The importance of the work by Pedro Américo, the official portrayal of independence, resulted in it influencing other works, among which the pediment of the Monument to the Independence of Brazil, which emulates the work of Américo.

The painting by Pedro Américo is part of the collection available in the project Google Arts & Culture. The work was digitalised as a gigapixel image with Google's Art Camera, to record details in the work that are imperceptible to the naked eye. Independência ou Morte is the largest painting to be digitalised by Google in Brazil.

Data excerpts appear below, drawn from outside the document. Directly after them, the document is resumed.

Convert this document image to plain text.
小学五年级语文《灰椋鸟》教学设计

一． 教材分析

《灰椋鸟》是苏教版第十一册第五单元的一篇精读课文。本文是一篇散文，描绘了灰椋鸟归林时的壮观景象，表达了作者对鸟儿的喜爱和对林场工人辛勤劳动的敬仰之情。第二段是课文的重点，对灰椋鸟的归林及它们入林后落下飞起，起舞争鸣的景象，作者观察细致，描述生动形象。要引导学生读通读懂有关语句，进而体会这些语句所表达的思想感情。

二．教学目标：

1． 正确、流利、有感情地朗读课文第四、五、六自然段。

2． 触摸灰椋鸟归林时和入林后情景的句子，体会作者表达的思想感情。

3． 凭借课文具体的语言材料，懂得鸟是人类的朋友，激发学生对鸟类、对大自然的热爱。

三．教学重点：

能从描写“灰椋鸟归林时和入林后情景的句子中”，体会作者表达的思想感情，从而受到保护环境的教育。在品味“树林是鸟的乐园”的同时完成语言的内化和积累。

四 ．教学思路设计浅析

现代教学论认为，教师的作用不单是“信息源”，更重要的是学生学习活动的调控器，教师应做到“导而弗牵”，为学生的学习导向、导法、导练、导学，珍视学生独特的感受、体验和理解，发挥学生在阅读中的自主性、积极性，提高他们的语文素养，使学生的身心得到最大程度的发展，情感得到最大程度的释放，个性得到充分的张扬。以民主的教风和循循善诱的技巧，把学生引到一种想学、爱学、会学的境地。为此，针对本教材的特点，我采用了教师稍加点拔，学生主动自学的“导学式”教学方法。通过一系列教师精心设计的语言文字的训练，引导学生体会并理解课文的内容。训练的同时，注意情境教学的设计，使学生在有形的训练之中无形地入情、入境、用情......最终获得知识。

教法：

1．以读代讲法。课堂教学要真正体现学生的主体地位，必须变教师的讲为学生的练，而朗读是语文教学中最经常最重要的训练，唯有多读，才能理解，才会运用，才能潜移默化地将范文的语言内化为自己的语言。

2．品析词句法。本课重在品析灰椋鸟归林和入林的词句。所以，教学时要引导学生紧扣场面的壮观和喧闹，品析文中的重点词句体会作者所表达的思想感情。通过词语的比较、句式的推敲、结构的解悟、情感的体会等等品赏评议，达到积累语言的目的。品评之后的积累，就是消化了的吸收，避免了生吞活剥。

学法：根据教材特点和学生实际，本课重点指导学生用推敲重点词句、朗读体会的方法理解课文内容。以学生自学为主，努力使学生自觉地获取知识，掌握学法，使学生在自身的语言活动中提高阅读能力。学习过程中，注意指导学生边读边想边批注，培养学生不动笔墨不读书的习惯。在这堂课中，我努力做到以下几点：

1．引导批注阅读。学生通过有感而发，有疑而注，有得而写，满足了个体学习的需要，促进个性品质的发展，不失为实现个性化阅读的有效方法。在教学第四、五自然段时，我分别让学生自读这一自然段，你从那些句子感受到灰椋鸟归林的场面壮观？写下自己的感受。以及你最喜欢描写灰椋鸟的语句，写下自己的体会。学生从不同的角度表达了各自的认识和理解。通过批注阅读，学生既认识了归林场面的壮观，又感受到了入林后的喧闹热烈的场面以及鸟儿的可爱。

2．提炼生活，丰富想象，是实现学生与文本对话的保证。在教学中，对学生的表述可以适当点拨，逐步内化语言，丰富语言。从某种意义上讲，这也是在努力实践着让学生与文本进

===Influence on painting===
The work by Pedro Américo became the reference, sometimes to be deconstructed, of the portrayal of Brazilian Independence. Creating an alternate version to that of the heroism and triumphalism of Dom Pedro, portrayed by Américo, set the tone, for example, for the production of highlighted works in expositions celebrating the Independence Centenary, as Sessão do Conselho de Estado (Session of the State Council), by Georgina de Albuquerque, and Primeiros Sons do Hino Nacional (First hearing of Independence Anthem), by Augusto Bracet. In the painting by Albuquerque, the protagonist of the declaration of independence becomes Maria Leopoldina, in a scene where she is shown deliberating with the Council of the Attorneys-general of the Provinces of Brazil the direction to Dom Pedro to end the colonisation of Brazil by Portugal; in the painting by Bracet, Dom Pedro appears as the protagonist of the separation from Portugal, but in a domestic setting and in a jovial attitude, composing the Hino da Independência (Independence Anthem).